VOCE
rovigoracconta
01.06.2024 - 20:31
“Cara Giulia”, edito da Rizzoli, una lunga lettera per una ragazza che non c’è più, diventata simbolo, suo malgrado, di una tragedia che, ora dopo ora, è ancora uno dei problemi più gravi che attanagliano la società.
E dal “maschio” e dalla sua educazione bisogna ripartire, come affermano Gino Cecchettin, padre di Giulia, insieme a Marco Franzoso, scrittore che ha prestato la penna ad un padre forte che sta diventando un punto di riferimento per tanti. Tutto questo a Rovigoracconta, venerdì, in una piazza Garibaldi mai così gremita, emozionata e che, con un nodo alla gola, ha provato sentimenti contrastanti, tra il pensiero triste per Giulia e la speranza di tempi migliori per le donne.

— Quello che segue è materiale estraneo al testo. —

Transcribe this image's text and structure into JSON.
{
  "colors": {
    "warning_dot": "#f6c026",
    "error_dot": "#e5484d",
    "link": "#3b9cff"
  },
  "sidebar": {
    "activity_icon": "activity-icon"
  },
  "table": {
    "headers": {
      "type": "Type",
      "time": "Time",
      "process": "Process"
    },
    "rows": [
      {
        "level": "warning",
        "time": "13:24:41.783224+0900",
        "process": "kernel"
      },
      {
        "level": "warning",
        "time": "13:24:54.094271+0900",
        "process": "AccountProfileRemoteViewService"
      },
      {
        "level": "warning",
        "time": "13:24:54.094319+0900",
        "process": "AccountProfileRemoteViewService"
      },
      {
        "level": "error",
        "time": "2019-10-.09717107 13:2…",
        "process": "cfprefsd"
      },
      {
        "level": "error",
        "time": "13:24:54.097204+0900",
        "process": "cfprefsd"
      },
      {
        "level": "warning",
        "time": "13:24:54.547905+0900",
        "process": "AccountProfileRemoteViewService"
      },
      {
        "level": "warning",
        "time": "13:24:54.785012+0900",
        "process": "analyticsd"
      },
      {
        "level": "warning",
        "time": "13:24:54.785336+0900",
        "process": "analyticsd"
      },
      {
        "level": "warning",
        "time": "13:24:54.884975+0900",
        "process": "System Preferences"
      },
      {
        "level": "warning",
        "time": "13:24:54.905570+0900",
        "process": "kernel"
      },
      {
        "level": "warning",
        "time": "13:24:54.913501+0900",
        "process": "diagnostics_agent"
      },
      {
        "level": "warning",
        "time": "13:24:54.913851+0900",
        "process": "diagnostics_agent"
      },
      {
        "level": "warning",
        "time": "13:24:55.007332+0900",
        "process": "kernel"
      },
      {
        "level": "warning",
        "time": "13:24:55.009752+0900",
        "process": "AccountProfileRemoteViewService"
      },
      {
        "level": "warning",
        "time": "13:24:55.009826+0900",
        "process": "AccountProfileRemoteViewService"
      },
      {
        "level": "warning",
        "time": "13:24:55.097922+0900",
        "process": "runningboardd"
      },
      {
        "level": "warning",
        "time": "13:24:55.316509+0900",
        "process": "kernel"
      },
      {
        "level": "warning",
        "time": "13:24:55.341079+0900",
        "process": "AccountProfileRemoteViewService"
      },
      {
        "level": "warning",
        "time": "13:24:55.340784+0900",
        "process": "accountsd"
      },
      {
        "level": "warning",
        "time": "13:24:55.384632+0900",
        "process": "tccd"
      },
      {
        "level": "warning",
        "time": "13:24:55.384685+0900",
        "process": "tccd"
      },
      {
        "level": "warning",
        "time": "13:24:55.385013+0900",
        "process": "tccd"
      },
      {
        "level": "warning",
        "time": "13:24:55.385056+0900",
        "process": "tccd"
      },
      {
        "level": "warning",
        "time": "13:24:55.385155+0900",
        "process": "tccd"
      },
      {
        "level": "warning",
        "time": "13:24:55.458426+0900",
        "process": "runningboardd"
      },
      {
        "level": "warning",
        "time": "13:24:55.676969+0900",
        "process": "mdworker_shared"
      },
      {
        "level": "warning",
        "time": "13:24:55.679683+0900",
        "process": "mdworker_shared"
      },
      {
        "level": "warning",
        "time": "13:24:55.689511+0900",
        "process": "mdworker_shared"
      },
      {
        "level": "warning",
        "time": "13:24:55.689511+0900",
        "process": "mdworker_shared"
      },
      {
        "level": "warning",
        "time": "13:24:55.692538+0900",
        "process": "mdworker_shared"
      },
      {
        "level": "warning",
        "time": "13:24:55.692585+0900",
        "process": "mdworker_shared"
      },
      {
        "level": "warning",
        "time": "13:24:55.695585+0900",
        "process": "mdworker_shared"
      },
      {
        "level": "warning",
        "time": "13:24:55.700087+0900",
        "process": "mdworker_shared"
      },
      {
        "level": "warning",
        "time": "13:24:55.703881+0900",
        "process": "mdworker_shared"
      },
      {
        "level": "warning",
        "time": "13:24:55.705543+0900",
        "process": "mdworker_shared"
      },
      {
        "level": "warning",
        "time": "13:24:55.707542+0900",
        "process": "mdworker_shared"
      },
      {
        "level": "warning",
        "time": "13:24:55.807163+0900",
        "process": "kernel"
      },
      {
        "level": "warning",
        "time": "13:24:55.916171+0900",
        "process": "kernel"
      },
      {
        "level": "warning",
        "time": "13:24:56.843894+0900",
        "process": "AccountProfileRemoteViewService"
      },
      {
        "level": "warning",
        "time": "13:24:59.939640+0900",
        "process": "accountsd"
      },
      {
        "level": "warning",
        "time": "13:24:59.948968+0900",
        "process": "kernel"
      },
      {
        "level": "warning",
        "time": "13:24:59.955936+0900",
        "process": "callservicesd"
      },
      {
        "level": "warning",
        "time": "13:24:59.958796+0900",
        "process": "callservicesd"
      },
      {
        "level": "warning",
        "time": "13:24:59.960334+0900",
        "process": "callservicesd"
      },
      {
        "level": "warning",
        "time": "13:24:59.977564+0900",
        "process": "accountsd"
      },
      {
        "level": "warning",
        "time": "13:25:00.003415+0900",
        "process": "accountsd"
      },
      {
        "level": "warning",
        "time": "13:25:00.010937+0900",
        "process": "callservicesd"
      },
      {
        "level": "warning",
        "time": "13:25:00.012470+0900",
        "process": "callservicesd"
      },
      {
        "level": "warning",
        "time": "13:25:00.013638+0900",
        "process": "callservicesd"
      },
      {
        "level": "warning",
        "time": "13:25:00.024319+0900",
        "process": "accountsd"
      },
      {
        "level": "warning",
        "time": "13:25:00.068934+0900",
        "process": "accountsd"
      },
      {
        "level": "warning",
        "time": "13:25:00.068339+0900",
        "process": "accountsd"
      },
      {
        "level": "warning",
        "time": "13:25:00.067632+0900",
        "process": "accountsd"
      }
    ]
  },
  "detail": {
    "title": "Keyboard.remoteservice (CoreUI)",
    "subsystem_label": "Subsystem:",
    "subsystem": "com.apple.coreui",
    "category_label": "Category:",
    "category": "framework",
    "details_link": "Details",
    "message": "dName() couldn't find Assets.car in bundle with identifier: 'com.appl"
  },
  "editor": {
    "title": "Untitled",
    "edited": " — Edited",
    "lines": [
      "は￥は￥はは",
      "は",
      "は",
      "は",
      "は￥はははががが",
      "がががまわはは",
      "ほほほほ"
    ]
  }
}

“Io non volevo fare un libro - ha detto Cecchettin - ma è proprio di ogni genitore l’amore immenso per una figlia che si vuol far sopravvivere al tempo che scorre. Grazie a Marco, che mi ha accompagnato in questo percorso, ho potuto dare ancora voce a Giulia”. “Mi sono messo a disposizione - ha aggiunto Franzoso - e ho solo dovuto ascoltare ciò che bisognava raccontare”.
Una lunga lettera in cui, oltre ai numeri che raccontano del femminicidio in Italia, e proprio in Veneto, negli ultimi giorni c’è stato un altro tragico episodio, e nel mondo, parla anche di una famiglia unita, composta oggi da Gino con i figli Davide ed Elena ai quali vuole garantire la massima felicità possibile.
“Nei momenti di difficoltà - ha detto ancora Gino Cecchettin - mi aiutava pensare a qualcosa di bello, all’essenza della gioia che portava mia figlia. È stato un percorso difficile che è diventato la mia filosofia di vita. Mi sono fatto accompagnare, anche da un uomo di fede. Oggi vado avanti per garantire ai miei figli il futuro che meritano. È stata Monica, che è stata la mia compagna di vita per 24 anni, a permetterci di diventare la famiglia unita che siamo con due semplici assiomi: non avere la tv mentre si mangia e mangiare tutti assieme”.
Oggi, Gino Cecchettin ha deciso di impegnarsi in prima fila nel sociale con fondazione Giulia che avrà lo scopo di aiutare le associazioni già attive nel territorio con un team di professionisti che entreranno anche nelle scuole per informare e sensibilizzare i futuri cittadini di domani.